Les limites sont réelles. Une agence ne connaîtra jamais votre métier comme quelqu’un qui le pratique : sur des sujets techniques ou réglementés, il existe un plafond que seul un transfert de matière régulier fait reculer. Si personne ne l’alimente, le résultat sera générique, et ce sera votre responsabilité.
Une opportunité qui se joue dans l’heure passe aussi rarement par un circuit externe. Et le même gabarit appliqué à tous produit du contenu interchangeable : demandez à voir des productions réelles avant de signer.
La ligne qui tranche le plus souvent
La ligne décisive n’est ni le coût ni les compétences : c’est la connaissance métier. Si votre contenu ne vaut que parce qu’il porte une expertise que seules vos équipes détiennent, l’internalisation ou un modèle mixte s’imposent. S’il vaut surtout par sa qualité d’exécution et sa capacité à convertir, l’externalisation offre le meilleur rapport entre résultat et énergie dépensée.
Comment décider concrètement dans votre entreprise ?
La question n’est pas « agence ou interne », c’est « de quoi ai-je réellement besoin ».
Les cas où chaque option se défend
Le recrutement interne s’impose quand votre contenu est indissociable de votre métier : cabinet spécialisé, industriel technique, secteur réglementé. Il se justifie aussi quand le volume est élevé et permanent, quand le terrain est votre matière première (restauration, retail, événementiel) et quand quelqu’un peut encadrer le poste.
L’externalisation prend l’avantage dans les configurations inverses :
- Plusieurs compétences plutôt qu’une présence : stratégie, design, vidéo et publicité ne tiennent pas dans un poste unique.
- Un volume réel mais modéré : quelques publications par semaine bien faites valent mieux qu’un temps plein sous-occupé.
- Personne ne sait évaluer ce profil : recruter un métier qu’on ne maîtrise pas mène souvent au mauvais candidat.
- Une acquisition plus large : couvrir aussi le référencement évite les silos.
- Pouvoir revenir en arrière : tester est plus simple en prestation qu’en recrutement.
Le modèle mixte, souvent le plus réaliste
Beaucoup d’entreprises lyonnaises combinent les deux, et ce n’est pas un compromis paresseux. La répartition la plus fréquente confie à l’agence le cadrage stratégique, les formats exigeants et les campagnes payantes.
En face, un profil interne, parfois à temps partiel, apporte la matière métier et assure la modération. Ce modèle ne tient qu’à une condition : que le partage des rôles soit écrit. Qui décide, qui valide, qui publie, dans quel délai.
Dernière erreur : figer le choix, le bon montage à trente salariés n’étant pas celui à cent. Si votre situation appelle un recrutement, mieux vaut l’entendre dire : c’est le sens de l’échange préalable.
FAQ
Faut-il externaliser le community management ou recruter en interne ?

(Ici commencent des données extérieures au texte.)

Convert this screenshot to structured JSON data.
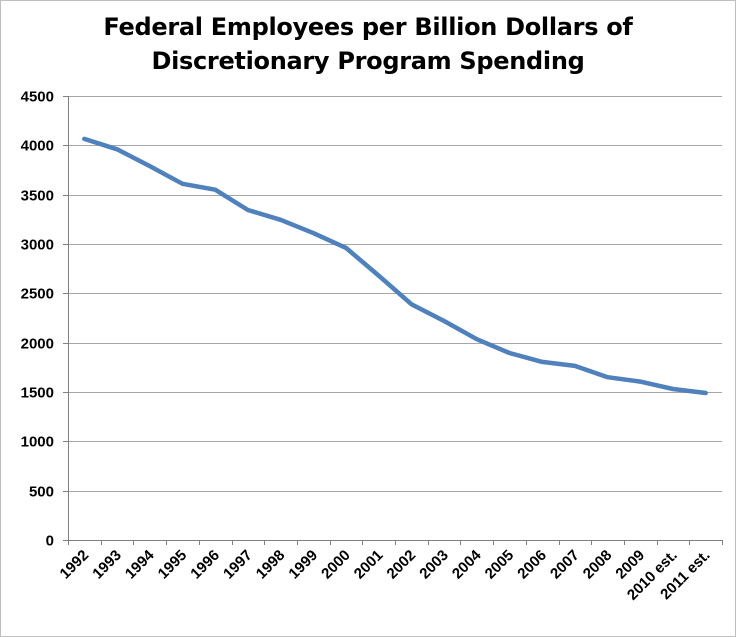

Cela dépend du volume nécessaire, de la connaissance métier qu’exige le contenu et de votre capacité à encadrer le poste. Un besoin métier fort avec du volume justifie un recrutement ; des compétences variées sur un volume modéré s’externalisent.
Quelles compétences un community manager doit-il couvrir ?
Sept blocs distincts : stratégie éditoriale, rédaction, production visuelle, montage vidéo court, modération, pilotage des campagnes sponsorisées et lecture des statistiques. Peu de profils maîtrisent l’ensemble, ce qui constitue l’arbitrage central.
Quel est le vrai coût d’un community manager interne ?
Au-delà de la rémunération : les charges, le poste de travail, les licences, l’encadrement, le recrutement et la montée en compétence. Chiffrer ces lignes est la seule façon de comparer honnêtement.
Peut-on combiner une agence et un profil interne ?
Oui, et c’est fréquent. L’agence cadre la stratégie et pilote les campagnes payantes, le profil interne apporte la matière métier et assure la modération. Le partage des rôles doit être écrit.